Ketegangan antara Donald Trump dan Jerome Powell bukan sekadar pertikaian pribadi. Ini adalah gambaran dari konflik yang lebih dalam pertarungan antara kepentingan politik dan kekuatan moneter di tengah krisis utang nasional yang nyaris tak tertahankan.
Dengan utang nasional AS yang telah menembus $37 triliun, dan sekitar $28 triliun di antaranya harus direfinansiasi dalam empat tahun ke depan, Trump sedang menghadapi kenyataan pahit: beban utang bukan hanya persoalan angka, tapi juga persoalan kekuasaan dan kontrol.
The Fed: Tujuan Awal dan Kenyataannya
Federal Reserve (The Fed) didirikan dengan satu tujuan utama: menjaga stabilitas pasar obligasi AS—khususnya pasar Treasury yang menjadi tulang punggung sistem keuangan global.
Ketika yields naik, harga obligasi jatuh, dan ini bisa memicu kepanikan di seluruh dunia keuangan.
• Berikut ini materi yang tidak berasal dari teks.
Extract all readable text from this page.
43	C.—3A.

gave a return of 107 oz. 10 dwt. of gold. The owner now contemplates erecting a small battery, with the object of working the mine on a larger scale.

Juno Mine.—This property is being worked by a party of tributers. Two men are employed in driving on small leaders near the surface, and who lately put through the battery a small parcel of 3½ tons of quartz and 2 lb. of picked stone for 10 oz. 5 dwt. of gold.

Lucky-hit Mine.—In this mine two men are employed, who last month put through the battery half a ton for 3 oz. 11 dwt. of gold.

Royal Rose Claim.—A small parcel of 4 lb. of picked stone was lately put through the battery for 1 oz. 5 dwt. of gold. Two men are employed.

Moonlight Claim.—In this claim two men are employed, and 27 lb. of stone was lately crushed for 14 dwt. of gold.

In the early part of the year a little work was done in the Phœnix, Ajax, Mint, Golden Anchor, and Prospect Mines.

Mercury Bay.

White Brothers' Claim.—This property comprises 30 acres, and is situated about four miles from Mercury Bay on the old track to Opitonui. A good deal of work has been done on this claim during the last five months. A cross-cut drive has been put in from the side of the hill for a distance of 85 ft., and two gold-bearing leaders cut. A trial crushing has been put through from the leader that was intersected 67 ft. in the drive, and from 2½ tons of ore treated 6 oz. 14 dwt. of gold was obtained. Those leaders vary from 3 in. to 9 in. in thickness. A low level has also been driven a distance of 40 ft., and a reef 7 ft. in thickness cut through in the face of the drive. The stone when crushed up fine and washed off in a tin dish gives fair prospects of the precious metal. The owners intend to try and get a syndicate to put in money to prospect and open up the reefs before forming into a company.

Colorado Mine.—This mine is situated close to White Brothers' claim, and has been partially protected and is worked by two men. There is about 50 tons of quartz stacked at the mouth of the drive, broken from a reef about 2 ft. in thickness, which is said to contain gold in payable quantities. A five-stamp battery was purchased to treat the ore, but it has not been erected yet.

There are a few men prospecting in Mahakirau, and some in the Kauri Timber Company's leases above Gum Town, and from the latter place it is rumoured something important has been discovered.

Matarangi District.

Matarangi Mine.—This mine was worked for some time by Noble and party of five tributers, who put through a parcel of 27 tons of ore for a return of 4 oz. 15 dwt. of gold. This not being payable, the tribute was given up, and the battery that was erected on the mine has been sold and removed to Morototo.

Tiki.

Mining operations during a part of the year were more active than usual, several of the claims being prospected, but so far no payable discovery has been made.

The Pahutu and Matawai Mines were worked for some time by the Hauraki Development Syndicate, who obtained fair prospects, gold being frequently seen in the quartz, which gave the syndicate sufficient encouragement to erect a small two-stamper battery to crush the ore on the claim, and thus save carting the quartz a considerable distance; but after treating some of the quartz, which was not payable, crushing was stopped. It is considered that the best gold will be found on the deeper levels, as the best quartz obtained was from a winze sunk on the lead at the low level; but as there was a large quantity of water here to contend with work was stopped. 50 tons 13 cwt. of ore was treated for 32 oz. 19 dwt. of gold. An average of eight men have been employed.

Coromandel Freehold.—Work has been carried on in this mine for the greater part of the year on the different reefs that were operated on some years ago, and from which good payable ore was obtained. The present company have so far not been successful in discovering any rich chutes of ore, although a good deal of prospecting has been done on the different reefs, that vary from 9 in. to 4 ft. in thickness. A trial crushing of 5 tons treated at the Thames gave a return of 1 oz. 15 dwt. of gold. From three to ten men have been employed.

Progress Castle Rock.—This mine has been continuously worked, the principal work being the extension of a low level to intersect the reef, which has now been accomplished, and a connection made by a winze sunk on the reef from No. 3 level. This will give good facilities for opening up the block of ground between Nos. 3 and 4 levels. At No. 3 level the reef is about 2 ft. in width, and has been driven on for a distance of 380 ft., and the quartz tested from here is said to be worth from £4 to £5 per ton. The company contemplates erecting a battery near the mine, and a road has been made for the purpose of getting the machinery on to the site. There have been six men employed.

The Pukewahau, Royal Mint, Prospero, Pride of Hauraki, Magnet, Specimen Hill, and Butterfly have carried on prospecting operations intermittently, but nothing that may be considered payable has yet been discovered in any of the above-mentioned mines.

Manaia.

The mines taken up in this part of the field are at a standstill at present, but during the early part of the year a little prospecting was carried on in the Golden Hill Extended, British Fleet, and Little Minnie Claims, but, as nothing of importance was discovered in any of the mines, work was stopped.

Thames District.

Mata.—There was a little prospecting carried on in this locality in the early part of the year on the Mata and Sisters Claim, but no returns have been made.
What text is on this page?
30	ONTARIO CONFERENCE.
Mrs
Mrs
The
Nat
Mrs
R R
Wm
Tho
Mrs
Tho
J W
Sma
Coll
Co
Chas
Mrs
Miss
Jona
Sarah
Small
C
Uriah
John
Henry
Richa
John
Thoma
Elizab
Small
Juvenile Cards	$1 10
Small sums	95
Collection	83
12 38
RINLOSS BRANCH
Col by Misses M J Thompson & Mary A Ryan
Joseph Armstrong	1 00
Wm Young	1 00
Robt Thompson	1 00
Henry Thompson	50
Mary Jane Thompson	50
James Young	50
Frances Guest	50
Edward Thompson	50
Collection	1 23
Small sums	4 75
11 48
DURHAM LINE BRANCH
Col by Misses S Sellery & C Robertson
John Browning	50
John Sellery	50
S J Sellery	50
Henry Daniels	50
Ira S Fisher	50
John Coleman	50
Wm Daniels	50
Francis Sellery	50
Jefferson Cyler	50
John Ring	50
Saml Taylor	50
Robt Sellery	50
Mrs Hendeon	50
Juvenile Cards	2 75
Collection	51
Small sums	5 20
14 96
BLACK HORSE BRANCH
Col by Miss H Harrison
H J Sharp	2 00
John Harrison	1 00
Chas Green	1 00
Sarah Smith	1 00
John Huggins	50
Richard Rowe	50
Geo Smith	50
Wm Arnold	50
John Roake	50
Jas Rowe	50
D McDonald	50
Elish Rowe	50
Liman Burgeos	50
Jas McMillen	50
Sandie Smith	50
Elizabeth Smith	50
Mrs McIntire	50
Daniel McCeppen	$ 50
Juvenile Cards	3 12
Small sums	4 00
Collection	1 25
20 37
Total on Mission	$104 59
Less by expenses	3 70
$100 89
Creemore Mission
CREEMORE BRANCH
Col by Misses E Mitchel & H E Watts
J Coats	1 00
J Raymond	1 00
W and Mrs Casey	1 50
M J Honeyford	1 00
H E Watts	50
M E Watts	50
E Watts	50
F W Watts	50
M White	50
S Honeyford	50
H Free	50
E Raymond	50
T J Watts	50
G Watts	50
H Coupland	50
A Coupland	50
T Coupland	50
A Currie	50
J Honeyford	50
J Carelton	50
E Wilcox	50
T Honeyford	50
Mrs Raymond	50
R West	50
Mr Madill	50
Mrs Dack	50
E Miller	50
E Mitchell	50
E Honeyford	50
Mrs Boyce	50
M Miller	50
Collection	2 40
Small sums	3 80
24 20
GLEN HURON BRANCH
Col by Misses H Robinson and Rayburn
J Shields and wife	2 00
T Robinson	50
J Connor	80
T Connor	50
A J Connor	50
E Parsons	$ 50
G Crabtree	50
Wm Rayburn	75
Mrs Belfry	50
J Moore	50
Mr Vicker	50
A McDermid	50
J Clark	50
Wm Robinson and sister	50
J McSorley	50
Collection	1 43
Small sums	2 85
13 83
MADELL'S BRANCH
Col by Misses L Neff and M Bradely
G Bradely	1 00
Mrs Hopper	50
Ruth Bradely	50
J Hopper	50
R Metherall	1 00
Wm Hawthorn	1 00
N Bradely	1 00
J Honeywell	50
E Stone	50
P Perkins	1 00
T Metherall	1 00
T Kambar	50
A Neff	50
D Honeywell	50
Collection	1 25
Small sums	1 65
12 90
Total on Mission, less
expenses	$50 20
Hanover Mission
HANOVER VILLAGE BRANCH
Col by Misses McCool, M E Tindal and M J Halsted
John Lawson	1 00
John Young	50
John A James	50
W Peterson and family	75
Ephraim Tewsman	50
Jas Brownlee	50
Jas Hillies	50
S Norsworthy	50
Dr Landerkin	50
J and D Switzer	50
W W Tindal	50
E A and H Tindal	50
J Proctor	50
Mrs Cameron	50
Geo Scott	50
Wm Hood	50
Dalam kondisi seperti itu, The Fed diharapkan turun tangan: melakukan intervensi, menstabilkan pasar, dan menjaga kepercayaan.
Namun, kenyataannya hari ini, The Fed tidak lagi sekadar lembaga moneter. Ia adalah aktor politik terselubung, dan Jerome Powell menjadi pusat kekuatan tersebut.
Strategi Trump: Paksa Resesi untuk Turunkan Suku Bunga
Trump menyadari satu hal: ia adalah presiden pertama dalam 40 tahun yang harus menghadapi refinancing utang besar-besaran dalam lingkungan suku bunga yang naik. Untuk mengubah itu, ia merancang strategi yang berani bahkan bisa dibilang ekstrem.
Strateginya:
Menaikkan tarif impor secara besar-besaran.
Mendorong ketegangan dagang hingga pasar saham jatuh.
Menekan ekonomi ke jurang resesi.
Dan dengan itu, memaksa The Fed memangkas suku bunga.
Tujuannya sederhana: turunkan yield obligasi, agar biaya refinancing utang bisa ditekan. Tapi rencana ini tak berjalan sesuai harapan.
Mengapa Strategi Itu Gagal?
Meskipun pasar sempat jatuh hampir 20%, yield justru naik—fenomena yang sangat langka. Lebih parah lagi, The Fed tetap pada pendiriannya, tidak menurunkan suku bunga, dan membiarkan pasar menghadapi gejolaknya sendiri.
Trump kalah dalam permainan tekanan ini. Ia kehilangan senjata utama: leverage atas suku bunga.
Kartu As di Tangan Powell
Dalam permainan kekuasaan ini, Powell memegang semua kartu. Ia bisa:
Menurunkan suku bunga, Menstabilkan yield, Mendorong pasar naik, Dan membantu siapa pun yang ingin tetap berkuasa. Namun, Powell bersikukuh bahwa The Fed “independen.” Masalahnya, Trump dan banyak ekonom tidak percaya itu lagi.
Narasi Kemerdekaan Fed: Fakta atau Fiksi?
Pada tahun 2024, Powell secara tiba-tiba memotong suku bunga tanpa urgensi yang jelas. Banyak pihak menilai langkah itu sebagai bentuk dukungan tak langsung kepada Biden dalam tahun pemilu.
Di saat yang sama, The Fed mengeluarkan pernyataan optimistis tentang ekonomi, padahal data menunjukkan sebaliknya.
Narasinya jelas: Powell membantu Biden, bukan Trump.
Trump Tidak Bisa Memecat Powell—Tapi Powell Bisa “Memecat” Trump
Ironisnya, Trump tidak memiliki kekuasaan untuk memecat Ketua The Fed, meskipun ia adalah presiden terpilih. Namun Powell, dengan kebijakan moneternya, memiliki kekuatan untuk membentuk persepsi publik, mengubah arah pasar, dan bahkan memengaruhi hasil pemilu.
Dalam konteks ini, terlihat jelas bahwa Trump bukan hanya berhadapan dengan institusi moneter, tetapi juga dengan sistem yang lebih besar—sistem yang, menurutnya, tidak berpihak pada dirinya.
Kesimpulan: Pertarungan Dua Titik Pusat Kekuatan
Apa yang sedang kita saksikan bukan hanya soal kebijakan suku bunga. Ini adalah pertarungan dua pusat kekuasaan: Di satu sisi, Trump, simbol kekuasaan politik dan nasionalisme ekonomi. Di sisi lain, Powell, simbol kekuasaan moneter dan institusi global.
Dan di tengahnya, ada satu aktor yang lebih kuat dari keduanya: utang. Jika utang tidak dikelola, ia bisa menghancurkan siapa saja bahkan presiden.